You can get them making straight away. We kicked the very first session off with a ‘Tell us about you’ activity. Children had one minute to think of a colour and animal that represented them, then make a name badge using that colour and animal. We had lots of snakes and plenty of black (good old Year 8s)!

A bit of silence works wonders. The one minute silence at the start of the first session (when they concentrated on their name badges) was great. It settled everyone down.

Playing the “Quick Sketch” game (photo: Jeanette Sha)

Games are good. To get children in the mood for quick prototyping, we made a Pictionary style game where they had to draw 12 objects or concepts in 3 minutes. To help explain the design thinking process, we printed each stage on a sheet of A4 and asked five volunteers to hold a sheet each. The other children had to put them in order. They loved these activities.

Less is more. The children are really keen to sketch, play and create. They need time and space to do this. In terms of lesson planning, the children really benefit from one-to-one conversation while they are busy creating, rather than one-to-many broadcast when you talk and they listen. Obviously that’s less easy to control!

It’s fun. We’re all on a journey. The children are getting to know each other too. It’s nice to see interaction between the two year groups — especially for the Year 7s who were brand new to the school at the start of term.

Designing an app using paper wireframes (photo: Jeanette Sha)

What hasn’t worked so well

Theory is tough. Everything needs to be interactive. The children are tired but hyper after a tough day at school. They don’t want another lesson, they want to have fun. We started off session 2 with a recap of session 1. I asked the children what they remembered. The Year 8s looked at me blankly (you’re joking, right?).

The Design Club Code was a struggle. In session 1, we listed 6 mindsets (behaviours) and asked the children to come up with another 3 to create their own Design Club Code. But explaining the existing 6 mindsets was difficult. They confused the 6 mindsets with the 5 design thinking steps (especially “ideate” with “iterate”). In retrospect, we tried to pack way too much into the first session.

Writing down positive behaviours isn’t fun. Especially for older children. Too much like a school lesson maybe?
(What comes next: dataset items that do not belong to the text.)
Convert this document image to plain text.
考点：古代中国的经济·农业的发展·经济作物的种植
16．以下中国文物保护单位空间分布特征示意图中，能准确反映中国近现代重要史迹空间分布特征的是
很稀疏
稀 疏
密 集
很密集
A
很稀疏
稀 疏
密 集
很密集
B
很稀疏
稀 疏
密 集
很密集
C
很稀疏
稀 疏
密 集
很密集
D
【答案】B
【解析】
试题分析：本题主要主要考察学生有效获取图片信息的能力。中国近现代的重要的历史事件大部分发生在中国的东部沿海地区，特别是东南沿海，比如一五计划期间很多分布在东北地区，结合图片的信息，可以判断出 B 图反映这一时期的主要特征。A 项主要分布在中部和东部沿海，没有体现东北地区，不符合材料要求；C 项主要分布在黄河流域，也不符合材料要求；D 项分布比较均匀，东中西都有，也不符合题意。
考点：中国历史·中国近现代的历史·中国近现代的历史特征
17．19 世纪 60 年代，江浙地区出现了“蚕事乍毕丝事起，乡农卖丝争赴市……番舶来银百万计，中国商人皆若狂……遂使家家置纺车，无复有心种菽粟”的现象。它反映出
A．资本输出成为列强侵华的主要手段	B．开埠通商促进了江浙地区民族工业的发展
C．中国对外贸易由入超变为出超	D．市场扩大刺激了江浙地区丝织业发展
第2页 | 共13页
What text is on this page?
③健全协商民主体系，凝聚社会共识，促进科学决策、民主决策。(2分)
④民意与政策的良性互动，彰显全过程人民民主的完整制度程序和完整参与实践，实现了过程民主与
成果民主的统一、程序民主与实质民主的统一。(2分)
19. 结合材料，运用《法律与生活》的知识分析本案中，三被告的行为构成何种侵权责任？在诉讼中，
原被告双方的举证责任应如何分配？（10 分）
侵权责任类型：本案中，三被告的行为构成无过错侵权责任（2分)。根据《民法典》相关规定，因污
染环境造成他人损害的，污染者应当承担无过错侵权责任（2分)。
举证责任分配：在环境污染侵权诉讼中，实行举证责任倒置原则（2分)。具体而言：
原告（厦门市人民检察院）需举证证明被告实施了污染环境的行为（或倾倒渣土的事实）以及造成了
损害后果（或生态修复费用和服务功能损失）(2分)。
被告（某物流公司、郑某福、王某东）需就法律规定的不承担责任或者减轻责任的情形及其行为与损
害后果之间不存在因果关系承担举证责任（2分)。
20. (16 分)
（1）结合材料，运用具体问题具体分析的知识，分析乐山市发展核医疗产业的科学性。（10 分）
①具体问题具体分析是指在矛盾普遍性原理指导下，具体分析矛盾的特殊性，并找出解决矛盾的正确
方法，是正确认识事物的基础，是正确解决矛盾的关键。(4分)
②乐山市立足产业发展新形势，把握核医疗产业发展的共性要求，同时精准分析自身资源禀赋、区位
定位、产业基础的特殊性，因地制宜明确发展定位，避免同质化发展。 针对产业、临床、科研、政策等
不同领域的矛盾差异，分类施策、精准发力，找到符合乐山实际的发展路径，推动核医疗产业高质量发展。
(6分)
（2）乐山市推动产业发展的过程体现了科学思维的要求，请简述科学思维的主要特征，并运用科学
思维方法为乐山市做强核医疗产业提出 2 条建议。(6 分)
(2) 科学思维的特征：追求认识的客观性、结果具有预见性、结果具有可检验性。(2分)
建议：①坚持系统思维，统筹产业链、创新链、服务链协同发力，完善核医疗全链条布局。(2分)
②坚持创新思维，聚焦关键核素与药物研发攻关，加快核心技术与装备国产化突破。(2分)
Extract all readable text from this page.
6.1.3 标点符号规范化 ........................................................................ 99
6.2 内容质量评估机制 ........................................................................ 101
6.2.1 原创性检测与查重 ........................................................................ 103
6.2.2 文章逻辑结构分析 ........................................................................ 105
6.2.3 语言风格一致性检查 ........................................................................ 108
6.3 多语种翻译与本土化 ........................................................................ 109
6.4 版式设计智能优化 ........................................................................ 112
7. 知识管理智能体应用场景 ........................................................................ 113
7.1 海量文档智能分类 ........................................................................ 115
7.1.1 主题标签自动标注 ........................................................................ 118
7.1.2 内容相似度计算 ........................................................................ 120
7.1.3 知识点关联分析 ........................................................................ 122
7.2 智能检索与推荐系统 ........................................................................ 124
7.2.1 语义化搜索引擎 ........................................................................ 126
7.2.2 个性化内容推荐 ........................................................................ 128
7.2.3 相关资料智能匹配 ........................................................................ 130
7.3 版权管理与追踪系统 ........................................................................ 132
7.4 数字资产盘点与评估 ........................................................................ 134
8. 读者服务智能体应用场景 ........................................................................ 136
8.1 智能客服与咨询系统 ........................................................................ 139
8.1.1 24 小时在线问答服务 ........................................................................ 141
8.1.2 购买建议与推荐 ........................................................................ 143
To make it more interesting, we could use the Anti-Problem next time.

There’s no time for notes. Prepare everything beforehand. The first day the children all arrived 15 minutes early. I walked in to a sea of expectant faces. I completely forgot the key point of the badge-making (that we’re all different, a group of designers thrives on diversity). The children may not notice, but these little learnings are important.

Don’t try to do everything all at once. In session 4, I tried to get the children to map out a rough information architecture (showing how features would be organised) for their app. None of them did this. They all plunged straight into the sketch your app worksheets. But now they’ve designed their first app, they might appreciate the importance of a little planning next time.

Converting sketches into clickable prototypes with Marvel App (photo: Jeanette Sha)

Next five weeks

After half term we’ll be back to design another app — this time for someone the children know. We’ll be building on everything learned in these first 5 weeks. It will be interesting to see how they do things differently.

I’m really pleased with how children have stuck with their projects and come back week after week to learn more — in what’s technically their free time. And I’m really pleased (and a little surprised) at how much I’ve enjoyed it. I guess we’re all having fun and learning new stuff together.

Get in touch

We’re hoping to run more after school Design Clubs from January. If you’d like to run your own club, please register your interest. We’ll drop you an email to see what you need to get started.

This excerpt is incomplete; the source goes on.